Rendue publique le 25 février dernier, l’étude annuelle du Syndicat National de l’Edition Phonographique (SNEP) révèle une croissance de 5,4% du marché de la musique enregistrée en France en 2019 – ce qui représente 625 millions d’euros de ventes (physiques et numériques) et un chiffre d’affaires global de 772,5 millions d’euros. La tendance à la hausse observée depuis 2015 se confirme ainsi et même s’accentue nettement, le marché retrouvant à peu près son niveau de 2010 (628 millions d’euros de ventes) mais restant encore très loin de son niveau de 2002 (1,4 milliard d’euros de ventes).
Si on examine en détail les statistiques de 2019, on constate que le streaming représente 59% du chiffre d’affaires global, le nombre des abonnés à un service payant s’élevant à 7,2 millions – 9,4 millions si on compte les offres familles.

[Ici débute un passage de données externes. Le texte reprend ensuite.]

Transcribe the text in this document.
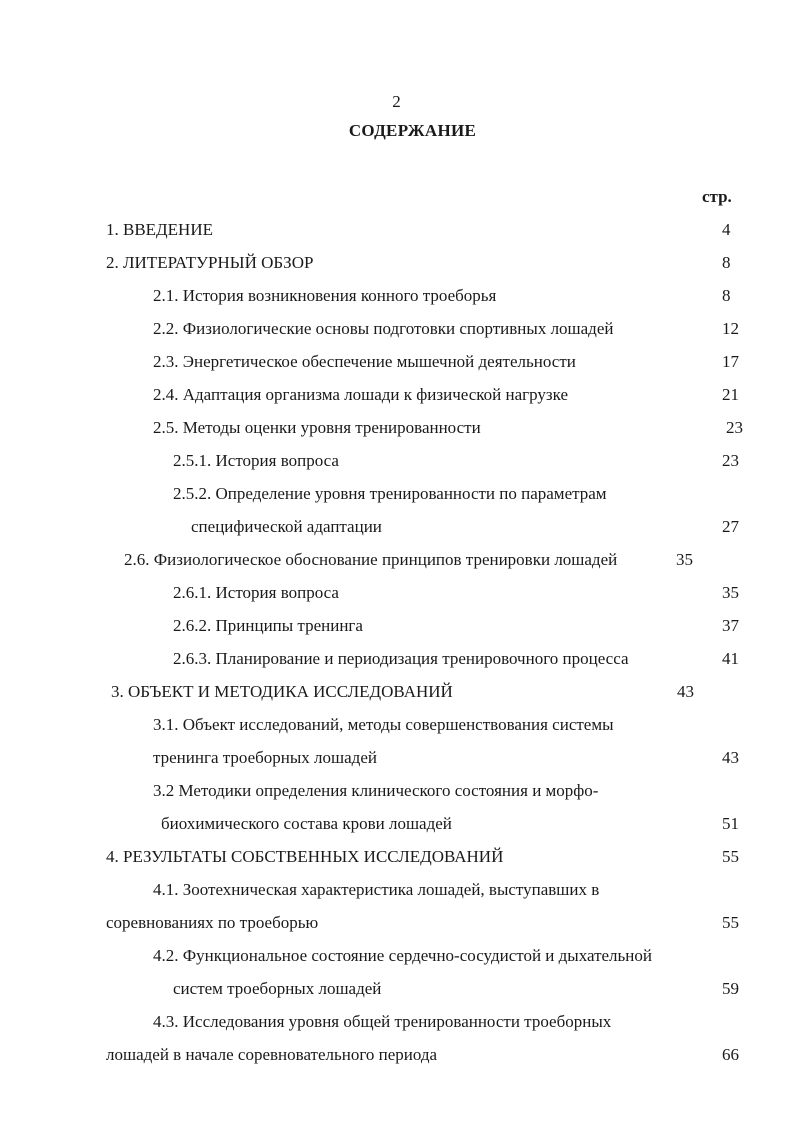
2
СОДЕРЖАНИЕ
стр.
1. ВВЕДЕНИЕ	4
2. ЛИТЕРАТУРНЫЙ ОБЗОР	8
2.1. История возникновения конного троеборья	8
2.2. Физиологические основы подготовки спортивных лошадей	12
2.3. Энергетическое обеспечение мышечной деятельности	17
2.4. Адаптация организма лошади к физической нагрузке	21
2.5. Методы оценки уровня тренированности	23
2.5.1. История вопроса	23
2.5.2. Определение уровня тренированности по параметрам
специфической адаптации	27
2.6. Физиологическое обоснование принципов тренировки лошадей	35
2.6.1. История вопроса	35
2.6.2. Принципы тренинга	37
2.6.3. Планирование и периодизация тренировочного процесса	41
3. ОБЪЕКТ И МЕТОДИКА ИССЛЕДОВАНИЙ	43
3.1. Объект исследований, методы совершенствования системы
тренинга троеборных лошадей	43
3.2 Методики определения клинического состояния и морфо-
биохимического состава крови лошадей	51
4. РЕЗУЛЬТАТЫ СОБСТВЕННЫХ ИССЛЕДОВАНИЙ	55
4.1. Зоотехническая характеристика лошадей, выступавших в
соревнованиях по троеборью	55
4.2. Функциональное состояние сердечно-сосудистой и дыхательной
систем троеборных лошадей	59
4.3. Исследования уровня общей тренированности троеборных
лошадей в начале соревновательного периода	66
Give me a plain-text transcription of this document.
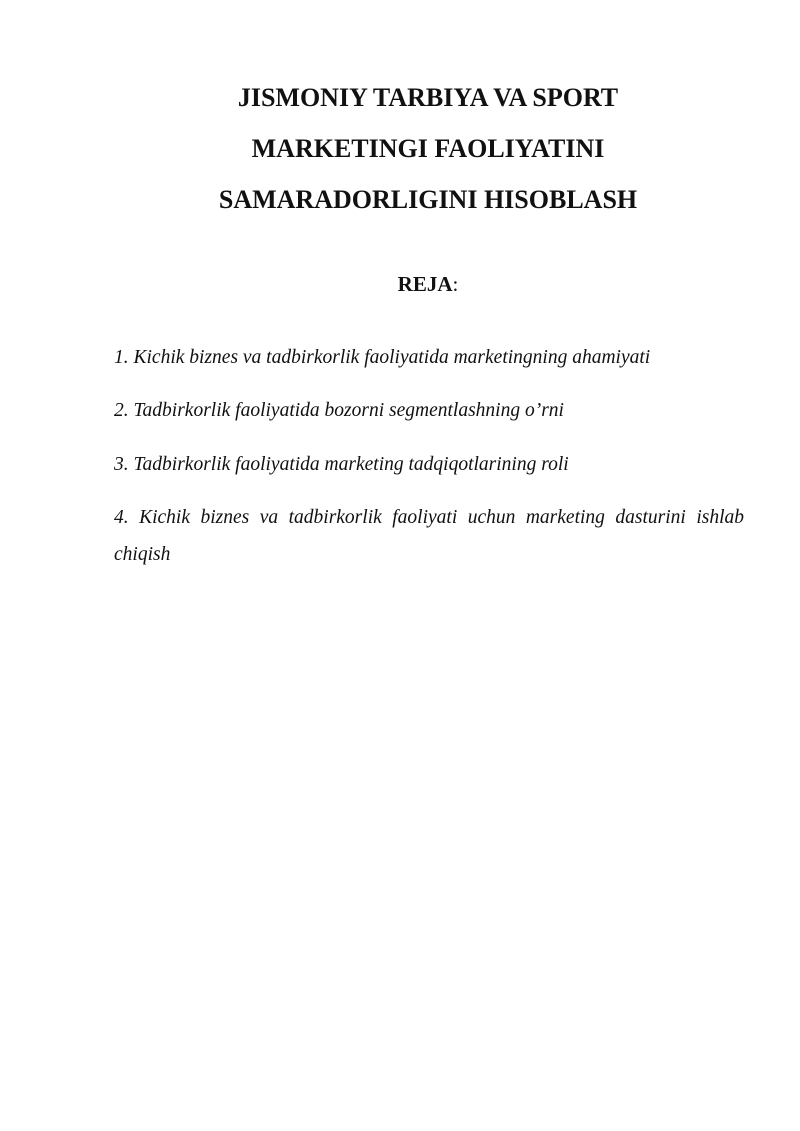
JISMONIY TARBIYA VA SPORT
MARKETINGI FAOLIYATINI
SAMARADORLIGINI HISOBLASH

REJA:

1. Kichik biznes va tadbirkorlik faoliyatida marketingning ahamiyati
2. Tadbirkorlik faoliyatida bozorni segmentlashning o’rni
3. Tadbirkorlik faoliyatida marketing tadqiqotlarining roli
4. Kichik biznes va tadbirkorlik faoliyati uchun marketing dasturini ishlab
chiqish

Quant aux supports physiques, malgré un léger fléchissement par rapport à 2018, ils gardent une place importante avec 37% du chiffre d’affaire global.
Le CD reste la seconde source de revenus du marché derrière le streaming tandis que le vinyle poursuit sa belle courbe ascendante avec 4,1 millions de galettes écoulées en 2019 (contre 0,9 million en 2015). Après avoir été donné pour mort par l’industrie musicale, le vinyle retrouve ainsi tout son lustre et conquiert un nouveau public, séduit par l’objet autant que par la qualité du son.
Dédiés avec passion aux supports physiques de la musique en général et aux vinyles en particulier, les disquaires indépendants participent activement à la dynamique positive observée en France ces dernières années et en bénéficient également en retour.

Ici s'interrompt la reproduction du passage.